Gojo wyglądał seksownie, ale Geto przeszedł sam siebie. Założył ciemne, dopasowane spodnie z metalowymi dodatkami, a do tego dopasowaną bluzkę na długi rękaw, odsłaniającą jego brzuch. Wyglądał cholernie wyzywająco, delikatnie i pięknie w tym samym czasie. Kiedy chodził bujał biodrami, a Satoru coraz częściej łapał się na spogladaniu na jego krągłe pośladki, które przez fason spodni były bardzo podkreślone. Suguru pierwszy raz ubrał się w tym stylu, ale wszyscy odebrali to naprawdę dobrze. Kilka dziewczyn już przystawiało się do niego, mimo że był dopiero początek imprezy.

W pokoju Shoko spotkali się na chwilę. Gojo spóźnił się przez popołudniową drzemkę i od razu zadzwonił do Suguru, który zaproponował spotkanie w domu przyjaciółki, gdzie już trwała impreza. Gojo przygotował się do imprezy w towarzystwie Geto i zamiast skupiać się na swoim wyglądzie ciągle spoglądał na przyjaciela i nie mógł spuścić z niego wzroku. Oboje wyglądali bardzo seksownie.

Wyszli z pokoju przyjaciółki i zeszli schodami na dół. Tłum pijanych ludzi tańczył w salonie, ale mimo to i tak sporo par oczu zwróciło się ku nim, patrząc na nich z zachwytem. Oni od razu pokierowali się do kuchni, gdzie stał cały alkohol. Geto wskoczył na blat, a Gojo przygotował dwa kieliszki, dwie szklanki, słodki sok i pół litra wódki. Podał rozlany alkohol przyjacielowi i sam wziął kieliszek do ręki. Stanął na przeciwko niego i oplótł spojrzeniem jego seksowną, nagą talię.
N
- Kto więcej, Satoru. - zaśmiał się Suguru, widząc gdzie zawędrowało spojrzenie przyjaciela. Dotknął palcem jego podbródka i uniósł go lekko do góry, aby siwowłosy spojrzał w jego oczy.

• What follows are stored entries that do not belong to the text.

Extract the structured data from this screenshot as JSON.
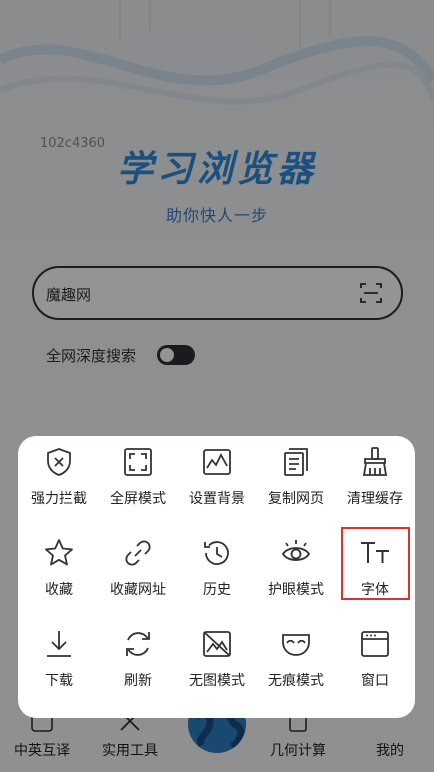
{
  "build_id": "102c4360",
  "brand": {
    "title": "学习浏览器",
    "subtitle": "助你快人一步"
  },
  "search": {
    "value": "魔趣网",
    "scan_icon": "scan-icon"
  },
  "deep_search": {
    "label": "全网深度搜索",
    "enabled": true
  },
  "bottom_nav": [
    {
      "label": "中英互译",
      "icon": "translate-icon"
    },
    {
      "label": "实用工具",
      "icon": "tools-icon"
    },
    {
      "label": "",
      "icon": "globe-icon"
    },
    {
      "label": "几何计算",
      "icon": "calculator-icon"
    },
    {
      "label": "我的",
      "icon": "profile-icon"
    }
  ],
  "menu": {
    "rows": [
      [
        {
          "label": "强力拦截",
          "icon": "shield-block-icon"
        },
        {
          "label": "全屏模式",
          "icon": "fullscreen-icon"
        },
        {
          "label": "设置背景",
          "icon": "background-image-icon"
        },
        {
          "label": "复制网页",
          "icon": "copy-page-icon"
        },
        {
          "label": "清理缓存",
          "icon": "brush-clean-icon"
        }
      ],
      [
        {
          "label": "收藏",
          "icon": "star-icon"
        },
        {
          "label": "收藏网址",
          "icon": "link-icon"
        },
        {
          "label": "历史",
          "icon": "history-icon"
        },
        {
          "label": "护眼模式",
          "icon": "eye-icon"
        },
        {
          "label": "字体",
          "icon": "font-size-icon",
          "highlighted": true
        }
      ],
      [
        {
          "label": "下载",
          "icon": "download-icon"
        },
        {
          "label": "刷新",
          "icon": "refresh-icon"
        },
        {
          "label": "无图模式",
          "icon": "no-image-icon"
        },
        {
          "label": "无痕模式",
          "icon": "incognito-mask-icon"
        },
        {
          "label": "窗口",
          "icon": "window-icon"
        }
      ]
    ]
  },
  "colors": {
    "brand_blue": "#2f88d8",
    "highlight_red": "#d9352c",
    "overlay": "rgba(0,0,0,0.42)"
  }
}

- No tak. - odchrząknął nerwowo i posłał przyjacielowi figlarny uśmiech.

Oboje wypili alkohol, przechylając szybko kieliszki. Popili sokiem, a Satoru zaczął od razu rozlewać kolejną kolejkę.

- Znów? - Geto uniósł brwi.

- Trzy szybkie na rozgrzewkę. Potem idziemy potańczyć.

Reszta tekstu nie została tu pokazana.